|Frederick S. Thatcher|
EHS Class of 1942
Following his freshman year in Ann Arbor, Fred enlisted in the Navy in 1943. Based upon his Army ROTC experience he became the Cadet Company Commander of his unit. Upon graduation, he was sent to Rangefinder School in San Diego, CA, and six weeks later was a Fire Controlman, 3rd Class, on the USS Hornet, CV12. Three months later he accepted an offer to enroll in V12, the Navy officer schooling program, and he was sent to Lawrence College in Appleton, WI. After four semesters he transferred into V5, the Navy flight program. He was in Norman, OK following the end of World War II, and by September 1945, he was released to Inactive Reserves. He returned to Lawrence College (Class of ’47, BS in Physics and Math) and used his remaining GI Bill benefits to attend the American Institute of Foreign Trade in Glendale, AZ. When the oil seismograph company he was working for wanted to send him to Canada, he decided to reenlist in the Air Force Flight program, thereby entering the first of the professional careers he pursued in his life.
In his own words, Uncle Fred writes:
I received my commission and 'wings' at Williams AFB, Arizona, in May 1950. My assignment was to a fighter wing at Bergstrom AFB, Austin, Texas. My time with this Wing included high flights (plane delivery) to units in Germany before a tour in Korea where I had 101 combat missions. We later had a high flight delivering F84's to Northern Japan, where my tour of duty entailed island defense. I was twice chosen on a five-man team representing the Wing/Air Division in fighter nuclear delivery and fighter tactical competitions at Nellis AFB. When the Wing received the F101 twin engine fighter bomber in 1967, we were reassigned, planes and all, to Bentwaters RAF Base in England. There I was the Wing Weapons Delivery Officer. I then had an interesting tour of duty at Wheelus AFB, in Libya, where we refined the delivery techniques for the F101.

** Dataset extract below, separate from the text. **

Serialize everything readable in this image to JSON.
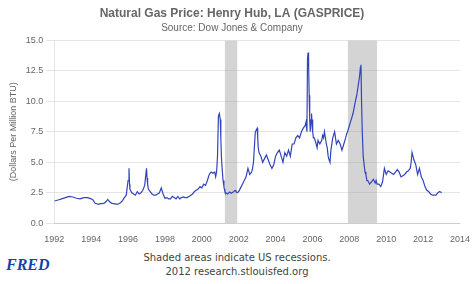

Assignments followed at Command and Staff College, and I was then assigned back to duty at Eglin AFB, Florida, first in munitions testing and soon thereafter into the Tactical Air Warfare Center as a requirements officer. With a short tour of duty to Vietnam, I addressed multiple Air Force needs to improve safety and weapons delivery systems for the conflict. When an opening for an officer with my qualifications to go to Brazil unexpectedly arose, I applied for the position and was selected. The mission was to work with the Joint Brazilian/US Commission in Rio on Fighter research and development. A funny thing happened on the way to the Forum: The Southern Command and Brazilian Air Force had not been coordinated on this mission, and when I reported for duty, their response was not enthusiastic. I ended up flying the C47 and C54, serving outposts all over Brazil. Upon rotation back to the States I requested retirement due to my wife's bout with Hodgkins late in the tour. HQ said I would first have to do a year in Vietnam, so I requested direct assignment there. HQ then said they had failed to make an assignment for the posting in Rio and asked that I extend my tour there for a year instead of going to Vietnam. I was happy to oblige. Then due to failure to meet congressionally-imposed ceilings in my pay grade that year (1969), HQ reconsidered my original request and approved my retirement on return to the US. I retired as a Lt. Col. at Luke AFB, Arizona.
Upon becoming a civilian, Fred began his second professional career as a middle school teacher in Arizona. After putting fifteen years into that rewarding career, he and his wife, Lillian (a former Air Force nurse) moved to Prescott, AZ for their final retirement. They were the first of three generations to serve in the United States armed forces, as their sons Tom (Marine helicopter pilot) and Craig (Army helicopter pilot), as well as Fred and Lil’s grandsons (both Navy), followed in their footsteps. Fred currently plays golf whenever he can. He is active in his Episcopal church. In the past ten years, Fred has served as President for “Project Aware,” which provides shelter for men and an affordable housing complex for veterans. During his tenure as President, the Project Aware facility has grown from a six-bed rented shelter to its present condition as a million dollar property consisting of fourteen low-income veteran rental units and a renovated fourteen-bed shelter and transitional program. Project Aware anticipates receiving a grant to subsidize eleven more low income apartments on the property.
In summary, the Escanaba Public School System has no finer representative of a life well lived than Frederick S. Thatcher, and we are proud to share the story of his impressive accomplishments.